THE BEST expression of Simon's assessment of the politics of the story is in the preface he wrote for a new edition of Belkin's book. He writes:

In the city of Yonkers, New York, in 1987, they were very afraid. And worse than that, they were afraid for their money--and their property, which they had worked so hard to obtain, and which they believed the next man had not. That fear, and the money that was on the table for the white homeowners, was more than enough fuel to make the governance of a city of 200,000 souls--though not its politics--impossible...

Yonkers in 1987 was a microcosm, a perfect preamble. It was us, all of us, in this very day, and at this very hour. It has been us, similarly fated, since an American president took office declaring that we, the greatest and wealthiest nation on the planet, had fought a brief war on poverty and that, hey, poverty had won. From that ugly moment forward, it's been two Americas and every man for himself.

Simon seems to be saying that the fear of even modest numbers of poor people of color moving into white neighborhoods was somehow a product of the Reagan era--which is puzzling given the long history in Yonkers, noted by Simon, of not only maintaining segregation, but using federal housing money to reinforce it.

Simon says that the story Belkin told in her book, and which he then retold on screen, is about "the failure of an American city to come to terms with the simple and inevitable fact that great societies learn how to share or they cease to be great societies." Simon's vision is not radical. He insists, "No one is so ridiculous as to pretend that Americans--not the working class, not even the poor--are clamoring for economic equality."

He believes that Yonkers should have heralded a "revolution in public housing" by showing the potential for widely dispersed subsidized housing to reduce "hyper-segregation" and inequality in living conditions, without reducing property values or increasing crime--and that recognizing that potential would affirm that "all American have the same, shared future."

Beyond asserting that the Yonkers housing did not "destabilize" the neighborhoods where it was located, Simon never explains how exactly scattered-site housing will improve the life chances of poor people of color in the U.S. Nor does he explain how Americans will "learn to share" to the extent of enacting Yonkers-style housing plans. And if that's unclear in his explicitly political statements, it's bound to be even less so from his dramatization of the Yonkers story.

Nevertheless, the story is compelling and well told. As with The Corner, The Wire and Treme, the writing, the characterization and the performances are excellent. The Yonkers politicians, for example, are far more interesting to watch, as portrayed by Isaac, Belushi and Molina, than they are to read about in the book.

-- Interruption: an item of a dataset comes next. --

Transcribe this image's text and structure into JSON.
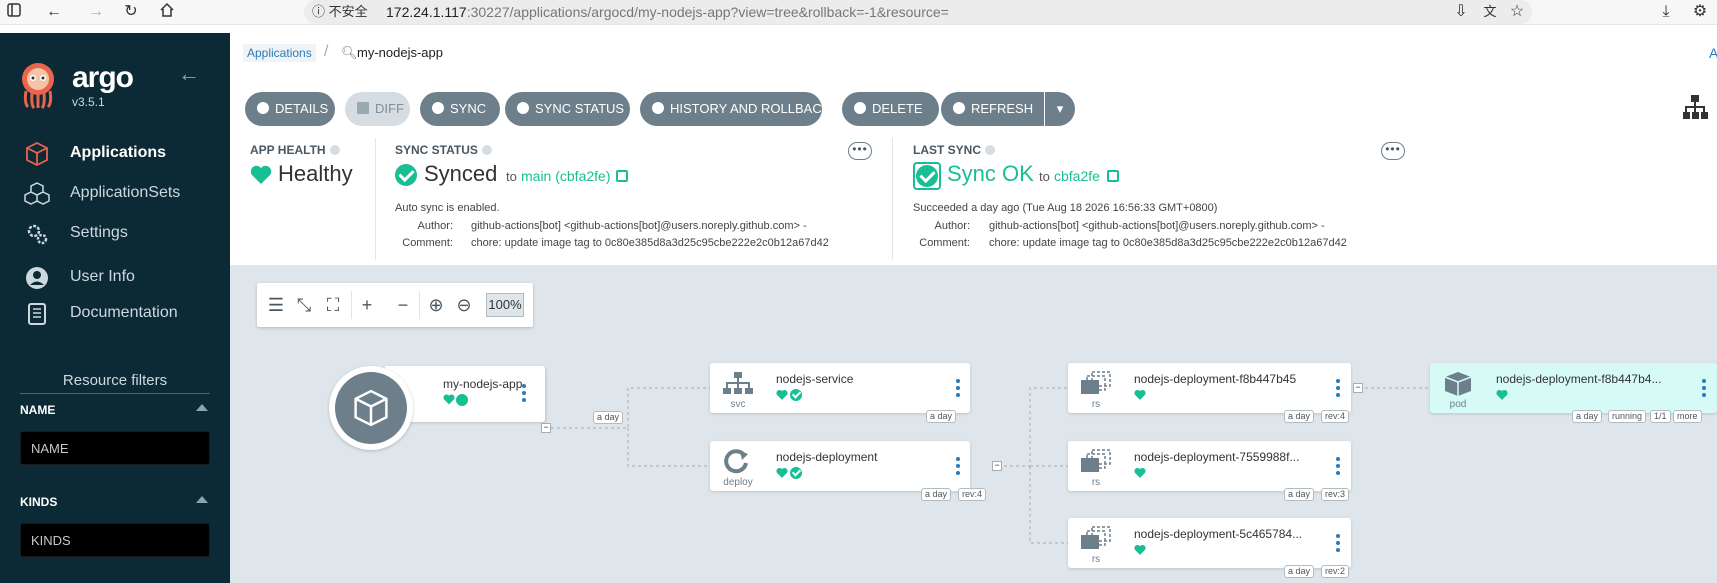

Telling the story of a battle over 200 units of low-income housing in a small city is an unlikely subject. Simon's value is in being able to take these stories, in which characters travel very short distances from beginning to end, and turn them into television that a major cable network is willing--and even eager--to present. As Simon says in one interview, "You know what I love? I love fucking TV that's not supposed to be on TV."